Q1 pricing, every provider, every model, on one chart.
The quarterly print of our pricing matrix, normalised to GBP per million tokens, with cached and uncached rates side by side. Two pricing moves we think the providers regretted within a week.
Written by one human and one model. Halton Labs is operated by Vikrant Shukla, with Claude Opus 4.7 as the second engineer. Bylines name the role; the full colophon at the foot of the page explains the arrangement.
Every provider, every model, on one chart.

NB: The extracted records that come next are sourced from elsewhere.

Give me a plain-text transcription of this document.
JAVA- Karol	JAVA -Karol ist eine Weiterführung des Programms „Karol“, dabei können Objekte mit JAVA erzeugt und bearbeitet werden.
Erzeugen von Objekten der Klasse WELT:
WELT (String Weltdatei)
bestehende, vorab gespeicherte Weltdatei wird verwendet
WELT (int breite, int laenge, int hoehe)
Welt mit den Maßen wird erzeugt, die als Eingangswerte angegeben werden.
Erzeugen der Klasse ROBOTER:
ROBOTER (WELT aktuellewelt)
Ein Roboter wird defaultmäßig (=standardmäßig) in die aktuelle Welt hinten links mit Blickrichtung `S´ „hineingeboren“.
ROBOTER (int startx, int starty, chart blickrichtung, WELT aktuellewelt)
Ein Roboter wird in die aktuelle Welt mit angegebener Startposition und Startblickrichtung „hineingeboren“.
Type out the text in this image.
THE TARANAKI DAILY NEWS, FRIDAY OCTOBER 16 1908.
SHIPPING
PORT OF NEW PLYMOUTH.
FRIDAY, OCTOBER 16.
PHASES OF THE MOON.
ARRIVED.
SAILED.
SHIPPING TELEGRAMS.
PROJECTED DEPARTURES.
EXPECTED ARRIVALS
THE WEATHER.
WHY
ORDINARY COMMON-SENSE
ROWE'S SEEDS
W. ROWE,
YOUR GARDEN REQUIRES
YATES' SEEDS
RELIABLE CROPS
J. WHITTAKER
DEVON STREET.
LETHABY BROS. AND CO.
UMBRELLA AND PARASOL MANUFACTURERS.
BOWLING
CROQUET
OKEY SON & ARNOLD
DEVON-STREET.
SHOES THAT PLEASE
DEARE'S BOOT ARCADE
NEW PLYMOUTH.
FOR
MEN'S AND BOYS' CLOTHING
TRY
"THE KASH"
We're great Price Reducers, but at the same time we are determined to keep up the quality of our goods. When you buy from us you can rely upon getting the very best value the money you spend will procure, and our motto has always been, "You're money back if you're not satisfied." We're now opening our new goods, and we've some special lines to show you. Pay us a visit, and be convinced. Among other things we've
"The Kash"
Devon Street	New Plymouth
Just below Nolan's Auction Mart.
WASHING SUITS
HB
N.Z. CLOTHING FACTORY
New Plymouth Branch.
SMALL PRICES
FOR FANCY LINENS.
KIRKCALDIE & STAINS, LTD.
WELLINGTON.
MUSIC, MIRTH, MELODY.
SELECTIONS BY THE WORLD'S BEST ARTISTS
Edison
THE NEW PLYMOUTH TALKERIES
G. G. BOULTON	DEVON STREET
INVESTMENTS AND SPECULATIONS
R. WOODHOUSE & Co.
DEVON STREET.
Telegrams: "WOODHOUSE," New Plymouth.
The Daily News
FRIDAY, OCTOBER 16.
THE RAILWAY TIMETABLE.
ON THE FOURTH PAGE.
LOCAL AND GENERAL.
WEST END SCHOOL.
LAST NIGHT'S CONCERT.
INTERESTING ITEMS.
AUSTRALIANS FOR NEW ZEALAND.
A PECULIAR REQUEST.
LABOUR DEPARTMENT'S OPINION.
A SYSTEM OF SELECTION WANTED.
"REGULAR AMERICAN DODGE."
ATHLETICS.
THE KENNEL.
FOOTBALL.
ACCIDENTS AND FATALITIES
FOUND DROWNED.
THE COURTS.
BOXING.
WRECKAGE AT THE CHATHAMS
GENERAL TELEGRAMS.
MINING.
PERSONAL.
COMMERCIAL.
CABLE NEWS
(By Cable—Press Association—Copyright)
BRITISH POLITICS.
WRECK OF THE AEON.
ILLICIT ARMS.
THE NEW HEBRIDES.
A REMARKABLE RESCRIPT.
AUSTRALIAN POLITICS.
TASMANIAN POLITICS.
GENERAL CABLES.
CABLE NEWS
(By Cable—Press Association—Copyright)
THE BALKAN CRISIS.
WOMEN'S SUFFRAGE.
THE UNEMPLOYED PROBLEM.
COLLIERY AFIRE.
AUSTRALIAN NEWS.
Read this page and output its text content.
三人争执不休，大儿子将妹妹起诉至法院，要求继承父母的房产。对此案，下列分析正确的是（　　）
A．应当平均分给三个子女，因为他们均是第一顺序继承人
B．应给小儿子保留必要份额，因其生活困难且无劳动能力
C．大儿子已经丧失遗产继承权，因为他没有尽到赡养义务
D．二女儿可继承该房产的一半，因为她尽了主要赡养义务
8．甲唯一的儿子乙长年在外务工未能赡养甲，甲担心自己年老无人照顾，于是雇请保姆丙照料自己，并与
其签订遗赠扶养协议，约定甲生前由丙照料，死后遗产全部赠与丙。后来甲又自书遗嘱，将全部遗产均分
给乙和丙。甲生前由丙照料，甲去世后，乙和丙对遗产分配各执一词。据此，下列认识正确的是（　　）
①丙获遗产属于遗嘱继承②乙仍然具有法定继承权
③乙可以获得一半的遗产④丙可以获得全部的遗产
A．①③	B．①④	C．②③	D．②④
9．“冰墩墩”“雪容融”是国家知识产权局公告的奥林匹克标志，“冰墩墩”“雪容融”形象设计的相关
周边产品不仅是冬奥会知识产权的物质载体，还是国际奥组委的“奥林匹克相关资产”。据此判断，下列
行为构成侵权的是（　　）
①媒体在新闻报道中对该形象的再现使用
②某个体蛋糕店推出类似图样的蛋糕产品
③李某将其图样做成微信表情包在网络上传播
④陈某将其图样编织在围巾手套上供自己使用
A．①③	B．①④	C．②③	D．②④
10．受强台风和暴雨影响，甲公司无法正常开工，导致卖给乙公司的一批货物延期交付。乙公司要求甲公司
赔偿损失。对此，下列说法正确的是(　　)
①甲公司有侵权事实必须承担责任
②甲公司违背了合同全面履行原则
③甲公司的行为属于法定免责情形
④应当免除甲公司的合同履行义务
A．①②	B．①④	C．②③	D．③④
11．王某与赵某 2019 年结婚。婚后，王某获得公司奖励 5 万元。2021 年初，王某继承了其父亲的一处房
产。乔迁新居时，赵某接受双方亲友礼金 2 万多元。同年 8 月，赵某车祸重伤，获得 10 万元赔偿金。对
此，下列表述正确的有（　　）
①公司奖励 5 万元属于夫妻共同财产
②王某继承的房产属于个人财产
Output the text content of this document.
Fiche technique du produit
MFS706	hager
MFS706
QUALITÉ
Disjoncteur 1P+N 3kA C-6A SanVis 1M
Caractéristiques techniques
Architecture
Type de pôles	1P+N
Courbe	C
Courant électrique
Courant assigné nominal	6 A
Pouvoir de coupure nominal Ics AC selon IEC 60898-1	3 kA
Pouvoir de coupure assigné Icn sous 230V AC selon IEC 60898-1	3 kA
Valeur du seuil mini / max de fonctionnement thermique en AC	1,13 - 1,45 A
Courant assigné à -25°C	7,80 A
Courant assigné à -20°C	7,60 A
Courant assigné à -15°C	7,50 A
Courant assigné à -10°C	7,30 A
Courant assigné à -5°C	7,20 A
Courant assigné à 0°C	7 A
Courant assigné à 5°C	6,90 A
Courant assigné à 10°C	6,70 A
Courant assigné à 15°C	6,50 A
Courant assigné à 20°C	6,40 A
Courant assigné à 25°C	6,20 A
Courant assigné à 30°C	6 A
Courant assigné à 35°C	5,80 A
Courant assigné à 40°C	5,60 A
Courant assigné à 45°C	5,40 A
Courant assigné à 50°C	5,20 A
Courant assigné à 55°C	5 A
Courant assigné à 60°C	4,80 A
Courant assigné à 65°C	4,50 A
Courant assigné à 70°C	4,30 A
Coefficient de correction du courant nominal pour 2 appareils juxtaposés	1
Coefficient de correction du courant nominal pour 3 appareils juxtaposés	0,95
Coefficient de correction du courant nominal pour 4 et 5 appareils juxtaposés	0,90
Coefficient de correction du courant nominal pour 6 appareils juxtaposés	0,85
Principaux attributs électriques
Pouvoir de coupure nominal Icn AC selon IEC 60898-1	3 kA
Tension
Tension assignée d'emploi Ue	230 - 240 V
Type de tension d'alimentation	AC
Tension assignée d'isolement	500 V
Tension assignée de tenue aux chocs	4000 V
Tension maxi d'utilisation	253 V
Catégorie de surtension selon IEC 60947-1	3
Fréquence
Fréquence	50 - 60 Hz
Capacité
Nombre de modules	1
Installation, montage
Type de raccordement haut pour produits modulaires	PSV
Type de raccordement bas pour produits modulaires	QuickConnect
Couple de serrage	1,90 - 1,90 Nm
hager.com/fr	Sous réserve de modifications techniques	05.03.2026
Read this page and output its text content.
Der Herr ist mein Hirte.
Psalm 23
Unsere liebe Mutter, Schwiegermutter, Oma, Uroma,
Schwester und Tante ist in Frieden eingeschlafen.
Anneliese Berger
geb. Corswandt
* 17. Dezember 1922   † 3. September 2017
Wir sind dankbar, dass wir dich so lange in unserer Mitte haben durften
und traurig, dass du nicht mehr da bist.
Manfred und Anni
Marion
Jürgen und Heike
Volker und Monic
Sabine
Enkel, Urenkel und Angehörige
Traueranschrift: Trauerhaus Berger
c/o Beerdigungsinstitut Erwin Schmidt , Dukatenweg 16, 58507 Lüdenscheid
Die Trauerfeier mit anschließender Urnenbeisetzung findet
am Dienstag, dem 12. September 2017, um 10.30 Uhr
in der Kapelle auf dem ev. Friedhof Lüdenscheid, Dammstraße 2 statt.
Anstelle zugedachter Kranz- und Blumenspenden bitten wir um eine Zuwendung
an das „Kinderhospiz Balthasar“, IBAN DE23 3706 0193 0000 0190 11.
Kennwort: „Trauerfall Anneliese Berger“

Read down a column for one model: small open ring is cached input, faded dot is uncached input, filled dot is output. Read across a colour for one provider. The Opus output rate is clipped at £60 to keep the grid legible; the actual figure is in the table below.
Every quarter we print a pricing almanac. The job is unglamorous: take what each provider charges per million tokens, normalise it to GBP at the closing spot rate on the last trading day of the quarter, sort it into a table you can actually read, and write down what changed. It is the kind of document a finance team will photocopy and pin above a desk. It is also the document we wish someone else had been keeping consistently, and was not.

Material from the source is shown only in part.